Deadlines are deadlines, even if no one is there to check.
Federal contractors large and small should be prepared for a long government shutdown. But what about the contracting opportunities currently in play?
Unless an agency contracting office has given specific instructions, federal procurement experts say vendors should submit questions and bids according to previously posted deadlines, even if the contracting officers aren’t there to receive them.
“These are among the thousand day-to-day issues that arise during an actual lapse in funding. The general guidance I provide our members is: Until told otherwise, the deadline is the deadline, even if the government offices are closed,” said Alan Chvotkin, executive vice president and general counsel for the Professional Services Council.
Electronic submissions—through email or a web portal—should be timestamped by the system and stored until federal employees return to work.
When it comes to in-person submissions, Chvotkin suggested doing that documentation work yourself.
“Because the procurement rules are strict about where, when and to whom proposal delivery must be made, proposals should never to left with a security guard or even another agency employee, even if they would ‘accept it,’” he said. “Best to attempt delivery and document—with photos and time stamps—the effort and confirm the attempt with an electronic message to the designated official.”

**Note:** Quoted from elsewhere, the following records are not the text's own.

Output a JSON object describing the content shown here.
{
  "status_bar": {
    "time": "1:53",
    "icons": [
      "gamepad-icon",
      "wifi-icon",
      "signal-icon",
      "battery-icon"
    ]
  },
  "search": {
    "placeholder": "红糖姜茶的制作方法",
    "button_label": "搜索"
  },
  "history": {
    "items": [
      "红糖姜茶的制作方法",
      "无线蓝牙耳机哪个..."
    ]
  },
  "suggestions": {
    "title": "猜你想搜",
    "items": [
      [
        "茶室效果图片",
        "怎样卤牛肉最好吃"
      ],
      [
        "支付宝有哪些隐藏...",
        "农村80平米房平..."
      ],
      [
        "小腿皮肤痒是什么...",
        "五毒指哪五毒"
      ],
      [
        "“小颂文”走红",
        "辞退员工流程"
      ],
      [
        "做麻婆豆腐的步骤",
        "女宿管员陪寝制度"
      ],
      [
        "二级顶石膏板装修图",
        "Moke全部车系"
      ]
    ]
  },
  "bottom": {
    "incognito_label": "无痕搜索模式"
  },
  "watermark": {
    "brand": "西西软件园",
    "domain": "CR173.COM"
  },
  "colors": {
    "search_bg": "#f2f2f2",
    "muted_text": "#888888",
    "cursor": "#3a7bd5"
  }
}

That said, most agencies release information about pending bids as part of their “orderly shutdown” procedures, he added.
When it comes to deadlines for submitting questions, the same applies, said Jennifer Schaus, founder and principal of J. Schaus and Associates.

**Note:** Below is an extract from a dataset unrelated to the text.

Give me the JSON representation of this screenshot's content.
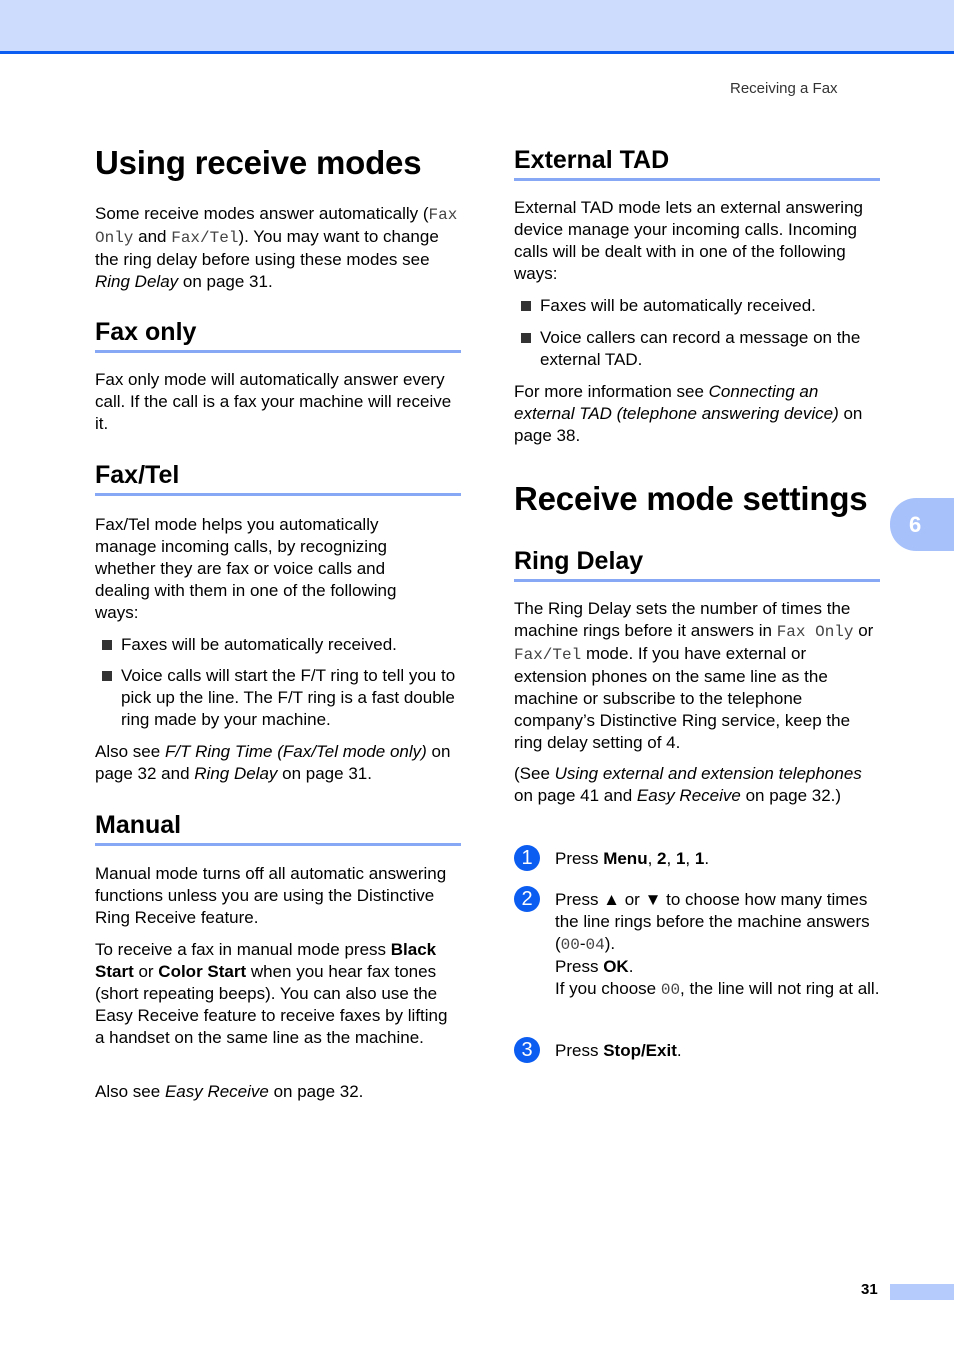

“Even if your customer is not working, you should,” she told Nextgov. “This along with submitting a proposal ‘on-time’ during a shutdown may give you a competitive advantage in a very tight field of qualified vendors. These dates may eventually get pushed out, but the customer will know that you were on time. … This gives the risk-averse government confidence that you follow directions and are ‘there’ even when they are not.”
Chvotkin noted this advice goes for submitting protests to the Government Accountability Office, as well, though the agency is funded through the legislative branch—which received annual appropriations in September—and is fully open through the shutdown.
When GAO has shut down in the past due to a lapse in appropriations, the agency has “granted a day-to-day extension on the protest clock,” he said.